With the creation of John Page Classic Guitars in 2006, the guitar builder, designer, and co-founder of the Fender Custom Shop opened a new chapter in his already illustrious career. After launching a line of custom guitars earlier this year, Page teamed up with HRS Unlimited and a Japanese manufacturer to build a more-cost-friendly “custom production” version of his U.S.-made Ashburn model.

The Ashburn is Page’s version of the classic double-cutaway electric, with plenty of familiar features and a few new ones. The Classic version of the Ashburn has an alder body, a 25.5″-scale maple neck with maple or rosewood fretboard, bass-side fret markers, Gotoh 510 chrome vibrato bridge with bent-steel saddles, and Gotoh staggered-post vintage-style tuners.

While the Ashburn has a standard bolt-on neck, its neck joint is not all that standard. Instead of a neck plate and four wood screws to hold the neck to the body, Page uses four countersunk ¼” x 20 machine bolts through the body mated to four threaded brass inserts in the neck. This produces a very stable joint that does a superior job of transferring string energy and vibrations between body and neck. With or without the guitar plugged in, you can feel and hear the system’s added vibrations and overtones, especially with the G, B, and high E strings.

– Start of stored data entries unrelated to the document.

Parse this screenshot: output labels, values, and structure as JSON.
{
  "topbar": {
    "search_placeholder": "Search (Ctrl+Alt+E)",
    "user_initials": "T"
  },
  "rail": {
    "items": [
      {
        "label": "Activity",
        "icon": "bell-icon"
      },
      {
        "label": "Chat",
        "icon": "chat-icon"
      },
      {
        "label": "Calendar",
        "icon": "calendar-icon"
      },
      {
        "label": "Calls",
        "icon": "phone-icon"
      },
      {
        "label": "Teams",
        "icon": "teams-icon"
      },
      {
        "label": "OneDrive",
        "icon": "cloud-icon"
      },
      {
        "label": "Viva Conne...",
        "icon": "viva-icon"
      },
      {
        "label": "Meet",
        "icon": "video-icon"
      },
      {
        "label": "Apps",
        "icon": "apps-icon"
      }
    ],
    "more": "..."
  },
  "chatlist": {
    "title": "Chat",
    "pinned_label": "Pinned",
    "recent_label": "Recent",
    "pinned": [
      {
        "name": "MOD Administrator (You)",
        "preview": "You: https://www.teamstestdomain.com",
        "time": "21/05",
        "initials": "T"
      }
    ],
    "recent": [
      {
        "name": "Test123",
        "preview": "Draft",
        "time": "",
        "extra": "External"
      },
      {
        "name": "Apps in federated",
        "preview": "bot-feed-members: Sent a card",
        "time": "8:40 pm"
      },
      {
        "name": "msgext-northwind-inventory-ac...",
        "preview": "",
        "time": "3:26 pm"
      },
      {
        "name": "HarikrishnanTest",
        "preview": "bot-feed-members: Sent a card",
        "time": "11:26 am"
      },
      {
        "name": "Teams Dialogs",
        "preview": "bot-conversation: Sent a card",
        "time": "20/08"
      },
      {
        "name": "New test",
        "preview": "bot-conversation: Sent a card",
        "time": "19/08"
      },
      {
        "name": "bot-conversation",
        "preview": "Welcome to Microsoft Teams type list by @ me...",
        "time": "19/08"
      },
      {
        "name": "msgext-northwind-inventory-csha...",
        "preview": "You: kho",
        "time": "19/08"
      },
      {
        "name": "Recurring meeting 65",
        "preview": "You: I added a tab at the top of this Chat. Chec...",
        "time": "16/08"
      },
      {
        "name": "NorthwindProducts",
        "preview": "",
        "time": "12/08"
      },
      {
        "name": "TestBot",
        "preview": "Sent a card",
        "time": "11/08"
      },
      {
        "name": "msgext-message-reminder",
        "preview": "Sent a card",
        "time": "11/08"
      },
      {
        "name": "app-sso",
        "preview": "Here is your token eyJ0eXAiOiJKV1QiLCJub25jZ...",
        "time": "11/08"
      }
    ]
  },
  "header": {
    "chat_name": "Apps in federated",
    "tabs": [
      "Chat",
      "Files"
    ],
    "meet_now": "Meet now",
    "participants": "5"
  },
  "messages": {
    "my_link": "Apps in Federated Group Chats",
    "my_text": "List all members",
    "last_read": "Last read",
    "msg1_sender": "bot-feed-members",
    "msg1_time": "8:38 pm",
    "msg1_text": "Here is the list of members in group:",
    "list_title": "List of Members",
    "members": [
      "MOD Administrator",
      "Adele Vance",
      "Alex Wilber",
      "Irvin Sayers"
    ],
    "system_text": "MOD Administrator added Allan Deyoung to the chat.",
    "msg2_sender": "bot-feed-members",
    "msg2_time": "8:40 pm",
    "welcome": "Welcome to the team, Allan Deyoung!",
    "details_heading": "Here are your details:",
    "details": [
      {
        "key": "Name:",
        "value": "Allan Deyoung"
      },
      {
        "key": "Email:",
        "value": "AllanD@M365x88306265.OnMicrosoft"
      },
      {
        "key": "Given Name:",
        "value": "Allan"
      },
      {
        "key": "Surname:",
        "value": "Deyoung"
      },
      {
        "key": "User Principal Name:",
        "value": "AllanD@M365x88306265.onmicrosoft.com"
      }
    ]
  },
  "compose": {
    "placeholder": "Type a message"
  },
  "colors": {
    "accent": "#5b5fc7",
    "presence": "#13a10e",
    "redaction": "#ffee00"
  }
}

The Ashburn’s neck has a comfortable, ever-so-slightly enlarged C profile, a meticulously cut bone nut, 12″-radius fretboard for effortless choke-free bending and low action, and excellent upper-fret access with a contour heel.

Electronics include a trio of Bloodline JP-1 single-coil pickups with hum-cancelling in positions two and four, master Volume and Tone controls, a standard five-way blade pickup selector, and a side-mounted ¼” output jack. The Bloodline pickup set has flat Alnico pole pieces, #42-gauge wire, and a slightly hotter bridge pickup. The Volume control is placed just far enough back and down that it isn’t in the way of strumming or picking, but still close enough for easy volume swells. It is also very well-tapped, allowing it to “clean up.”

Plugged into the clean channel of a Fender Blues Junior single 12″ combo with an Ibanez TS9 Tube Screamer, the Bloodline JP-1 pickups offered a classic scooped late-’50s/early-’60s single-coil tone with snappy highs and punchy low-end, as well as a lot of quack in positions two and four. The bridge pickup was slightly hotter and tilted the opposite direction from a typical double-cut solidbody. This produces a meatier sound in the bridge position with less of the shrill high-end on the E, B, and G strings. This, coupled with the guitar’s superior neck joint, bone nut, and high-quality bridge, give the bridge position an aggressive, crunchy overdrive tone with natural sustain – no humbucker needed. The neck and middle pickups also play well with overdrive, their scooped midrange giving both a nice, throaty sound with good note separation; they don’t get muddy with the overdrive heavily dialed in.

The John Page Classic Ashburn has comfortable familiar feel and vibe. The minute you pick it up, plug it in, and play it, you know you have a quality instrument in your hands. With an excellent design, tons of classic and new features, great tone, and excellent playability, it’s an instant classic.